Gelukkig helpen onze buren ons daarbij. De elektriciteitsmarkt is namelijk Europees geregeld. Dus wanneer wij meer groene stroom produceren dan nodig kunnen we dit vaak kwijt aan Duitsland, België of via onderzeese kabels naar het Verenigd Koninkrijk, Denemarken of Noorwegen. Omdat Nederland vergeleken met de rest van Europa veel zonnepanelen heeft komt het vooral op zonnige dagen voor dat we veel stroom exporteren. Aan die exportmogelijkheid zit overigens een beperking: de kabels kunnen simpelweg maar een bepaalde hoeveelheid stroom per tijdseenheid doorlaten. Op extreem zonnige en/of winderige dagen kan het daardoor voorkomen dat zonnepanelen of windmolens tijdelijk worden uitgeschakeld, om overbelasting van het net te voorkomen.

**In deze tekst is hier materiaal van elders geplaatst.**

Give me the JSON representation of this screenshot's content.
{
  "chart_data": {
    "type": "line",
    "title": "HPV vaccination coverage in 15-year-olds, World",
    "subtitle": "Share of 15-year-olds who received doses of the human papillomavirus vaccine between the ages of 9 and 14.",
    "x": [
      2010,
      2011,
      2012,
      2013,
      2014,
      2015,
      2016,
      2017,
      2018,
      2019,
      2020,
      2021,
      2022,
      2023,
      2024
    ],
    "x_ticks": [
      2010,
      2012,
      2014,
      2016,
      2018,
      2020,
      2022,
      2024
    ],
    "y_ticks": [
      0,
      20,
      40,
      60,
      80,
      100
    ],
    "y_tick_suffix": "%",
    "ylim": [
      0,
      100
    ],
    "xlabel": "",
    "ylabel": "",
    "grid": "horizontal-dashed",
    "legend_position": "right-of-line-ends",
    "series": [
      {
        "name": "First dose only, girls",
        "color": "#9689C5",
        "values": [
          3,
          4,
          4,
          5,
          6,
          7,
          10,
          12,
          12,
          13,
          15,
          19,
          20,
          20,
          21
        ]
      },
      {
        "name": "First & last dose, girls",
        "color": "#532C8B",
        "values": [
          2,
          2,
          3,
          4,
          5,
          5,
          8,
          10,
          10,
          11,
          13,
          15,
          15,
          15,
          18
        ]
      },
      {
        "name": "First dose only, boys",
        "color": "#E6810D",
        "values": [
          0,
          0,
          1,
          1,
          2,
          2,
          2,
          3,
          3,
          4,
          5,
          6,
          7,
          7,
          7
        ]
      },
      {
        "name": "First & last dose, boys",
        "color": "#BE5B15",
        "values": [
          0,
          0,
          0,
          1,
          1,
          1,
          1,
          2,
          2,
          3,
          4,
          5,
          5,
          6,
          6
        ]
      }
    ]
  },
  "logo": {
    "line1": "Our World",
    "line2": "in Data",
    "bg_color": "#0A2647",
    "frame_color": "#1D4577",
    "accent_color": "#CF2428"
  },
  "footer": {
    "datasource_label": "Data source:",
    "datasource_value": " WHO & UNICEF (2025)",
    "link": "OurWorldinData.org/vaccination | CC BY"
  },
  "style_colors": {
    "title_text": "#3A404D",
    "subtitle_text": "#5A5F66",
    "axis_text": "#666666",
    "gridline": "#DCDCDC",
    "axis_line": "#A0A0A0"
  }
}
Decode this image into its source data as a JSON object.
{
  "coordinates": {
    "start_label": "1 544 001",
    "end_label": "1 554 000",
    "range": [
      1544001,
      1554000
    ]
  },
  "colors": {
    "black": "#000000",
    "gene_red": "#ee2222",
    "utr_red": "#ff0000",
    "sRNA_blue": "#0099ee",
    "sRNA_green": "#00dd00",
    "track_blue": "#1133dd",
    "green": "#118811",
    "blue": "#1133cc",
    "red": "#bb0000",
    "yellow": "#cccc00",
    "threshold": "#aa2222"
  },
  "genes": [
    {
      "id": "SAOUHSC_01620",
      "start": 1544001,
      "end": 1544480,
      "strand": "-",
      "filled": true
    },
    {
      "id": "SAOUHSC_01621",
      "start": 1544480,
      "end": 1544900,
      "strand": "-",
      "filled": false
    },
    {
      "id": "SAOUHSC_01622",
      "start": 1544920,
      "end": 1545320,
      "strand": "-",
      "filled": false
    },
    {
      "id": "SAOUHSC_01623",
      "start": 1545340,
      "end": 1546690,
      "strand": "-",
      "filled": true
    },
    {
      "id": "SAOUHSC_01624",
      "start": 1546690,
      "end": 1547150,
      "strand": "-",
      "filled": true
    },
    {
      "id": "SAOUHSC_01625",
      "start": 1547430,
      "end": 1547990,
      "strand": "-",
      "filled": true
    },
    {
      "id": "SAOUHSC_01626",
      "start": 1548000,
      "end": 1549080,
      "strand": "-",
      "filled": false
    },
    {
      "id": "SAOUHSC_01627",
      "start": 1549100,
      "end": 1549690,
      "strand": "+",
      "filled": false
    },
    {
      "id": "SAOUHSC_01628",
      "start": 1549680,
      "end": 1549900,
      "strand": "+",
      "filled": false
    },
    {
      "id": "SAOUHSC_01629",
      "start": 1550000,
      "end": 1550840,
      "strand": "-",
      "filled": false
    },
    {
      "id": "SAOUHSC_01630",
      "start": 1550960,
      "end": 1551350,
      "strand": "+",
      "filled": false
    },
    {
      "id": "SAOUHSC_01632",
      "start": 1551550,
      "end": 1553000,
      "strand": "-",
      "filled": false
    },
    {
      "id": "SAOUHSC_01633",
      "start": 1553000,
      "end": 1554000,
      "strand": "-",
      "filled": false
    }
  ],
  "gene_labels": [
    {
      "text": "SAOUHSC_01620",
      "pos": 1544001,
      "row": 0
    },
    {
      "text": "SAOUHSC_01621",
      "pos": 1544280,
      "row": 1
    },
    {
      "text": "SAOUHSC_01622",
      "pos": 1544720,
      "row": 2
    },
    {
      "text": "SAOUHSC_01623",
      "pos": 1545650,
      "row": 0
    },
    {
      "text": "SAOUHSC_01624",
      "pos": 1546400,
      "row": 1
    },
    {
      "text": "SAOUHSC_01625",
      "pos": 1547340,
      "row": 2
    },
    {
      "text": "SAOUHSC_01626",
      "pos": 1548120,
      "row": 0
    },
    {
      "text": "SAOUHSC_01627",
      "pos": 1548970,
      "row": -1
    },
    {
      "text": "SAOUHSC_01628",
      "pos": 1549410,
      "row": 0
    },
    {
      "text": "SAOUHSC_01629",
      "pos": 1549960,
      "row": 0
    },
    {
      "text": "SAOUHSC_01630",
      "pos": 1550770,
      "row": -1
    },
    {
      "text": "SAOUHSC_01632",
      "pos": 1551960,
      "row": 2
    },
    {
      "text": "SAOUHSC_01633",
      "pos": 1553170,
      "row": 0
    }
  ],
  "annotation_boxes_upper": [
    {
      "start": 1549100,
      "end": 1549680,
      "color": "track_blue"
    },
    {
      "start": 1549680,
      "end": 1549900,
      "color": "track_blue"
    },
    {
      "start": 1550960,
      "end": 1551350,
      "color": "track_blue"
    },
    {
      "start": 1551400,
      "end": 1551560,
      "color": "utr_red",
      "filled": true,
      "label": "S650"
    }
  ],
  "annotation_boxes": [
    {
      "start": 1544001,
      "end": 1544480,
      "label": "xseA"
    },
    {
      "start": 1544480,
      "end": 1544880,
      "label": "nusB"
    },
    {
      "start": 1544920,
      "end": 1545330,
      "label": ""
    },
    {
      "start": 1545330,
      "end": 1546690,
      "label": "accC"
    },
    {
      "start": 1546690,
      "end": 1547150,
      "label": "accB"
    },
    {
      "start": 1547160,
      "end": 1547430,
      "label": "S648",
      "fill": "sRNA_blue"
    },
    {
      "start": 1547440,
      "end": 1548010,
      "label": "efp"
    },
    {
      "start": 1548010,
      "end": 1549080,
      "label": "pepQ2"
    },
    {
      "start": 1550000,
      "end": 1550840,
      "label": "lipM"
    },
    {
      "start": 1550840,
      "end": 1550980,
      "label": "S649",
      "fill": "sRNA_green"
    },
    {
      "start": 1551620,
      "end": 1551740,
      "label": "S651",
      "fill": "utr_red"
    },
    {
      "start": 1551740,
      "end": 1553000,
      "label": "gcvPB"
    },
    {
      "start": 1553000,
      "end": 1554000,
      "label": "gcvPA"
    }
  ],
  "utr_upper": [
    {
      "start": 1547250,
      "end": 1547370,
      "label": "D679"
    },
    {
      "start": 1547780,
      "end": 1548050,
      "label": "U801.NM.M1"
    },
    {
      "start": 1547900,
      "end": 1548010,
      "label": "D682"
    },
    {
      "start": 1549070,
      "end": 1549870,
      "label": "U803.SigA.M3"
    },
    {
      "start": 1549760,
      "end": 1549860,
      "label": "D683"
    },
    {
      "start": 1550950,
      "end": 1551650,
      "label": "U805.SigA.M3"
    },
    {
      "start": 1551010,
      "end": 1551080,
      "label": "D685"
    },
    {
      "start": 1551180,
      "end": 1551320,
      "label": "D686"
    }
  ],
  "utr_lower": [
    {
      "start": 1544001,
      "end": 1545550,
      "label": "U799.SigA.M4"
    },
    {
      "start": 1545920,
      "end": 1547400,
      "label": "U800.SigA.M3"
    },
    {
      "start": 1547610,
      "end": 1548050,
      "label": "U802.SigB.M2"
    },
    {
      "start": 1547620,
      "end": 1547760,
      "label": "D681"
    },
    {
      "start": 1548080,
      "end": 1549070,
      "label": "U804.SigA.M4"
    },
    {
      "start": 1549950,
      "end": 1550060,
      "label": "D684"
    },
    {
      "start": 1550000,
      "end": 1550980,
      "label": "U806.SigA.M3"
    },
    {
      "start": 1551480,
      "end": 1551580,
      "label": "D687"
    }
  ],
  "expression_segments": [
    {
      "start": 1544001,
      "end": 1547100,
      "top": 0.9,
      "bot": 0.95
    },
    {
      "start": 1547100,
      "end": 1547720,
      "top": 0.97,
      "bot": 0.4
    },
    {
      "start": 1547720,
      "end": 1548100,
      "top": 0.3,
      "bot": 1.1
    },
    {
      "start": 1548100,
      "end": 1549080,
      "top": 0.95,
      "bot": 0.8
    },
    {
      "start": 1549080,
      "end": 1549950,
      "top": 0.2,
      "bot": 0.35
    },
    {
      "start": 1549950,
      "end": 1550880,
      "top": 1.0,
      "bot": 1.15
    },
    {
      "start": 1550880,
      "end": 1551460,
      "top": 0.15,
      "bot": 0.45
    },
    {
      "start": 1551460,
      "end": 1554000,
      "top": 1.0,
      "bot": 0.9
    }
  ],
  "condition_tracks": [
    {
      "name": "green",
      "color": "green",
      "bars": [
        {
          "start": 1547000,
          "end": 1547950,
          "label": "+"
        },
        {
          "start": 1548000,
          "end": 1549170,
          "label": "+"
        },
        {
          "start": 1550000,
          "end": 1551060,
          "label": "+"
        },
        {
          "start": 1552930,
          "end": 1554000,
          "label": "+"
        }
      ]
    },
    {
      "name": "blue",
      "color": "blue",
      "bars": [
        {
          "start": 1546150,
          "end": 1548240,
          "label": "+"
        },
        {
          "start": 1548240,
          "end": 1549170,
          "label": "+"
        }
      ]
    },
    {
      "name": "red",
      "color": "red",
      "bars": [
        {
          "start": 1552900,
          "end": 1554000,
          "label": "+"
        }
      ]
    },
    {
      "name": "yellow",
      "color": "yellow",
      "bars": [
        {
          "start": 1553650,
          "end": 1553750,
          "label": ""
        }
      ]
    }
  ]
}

Hoewel het er wellicht indrukwekkend uitziet – meer dan 100 procent groene stroom – moeten we deze momenten zoveel mogelijk beperken. Het laat immers zien dat vraag en aanbod niet in balans zijn. En in plaats van groene stroombronnen op die momenten uitzetten zou het beter zijn om onze stroomvraag juist aan te passen aan het aanbod. Want ‘s avonds is de situatie juist omgekeerd: we vragen meer stroom dan zonnepanelen en windmolens kunnen leveren, waardoor vervuilende energiebronnen moeten bijspringen. Door slimmer in te spelen op het momentane aanbod van groene stroom kunnen we de energietransitie dus versnellen!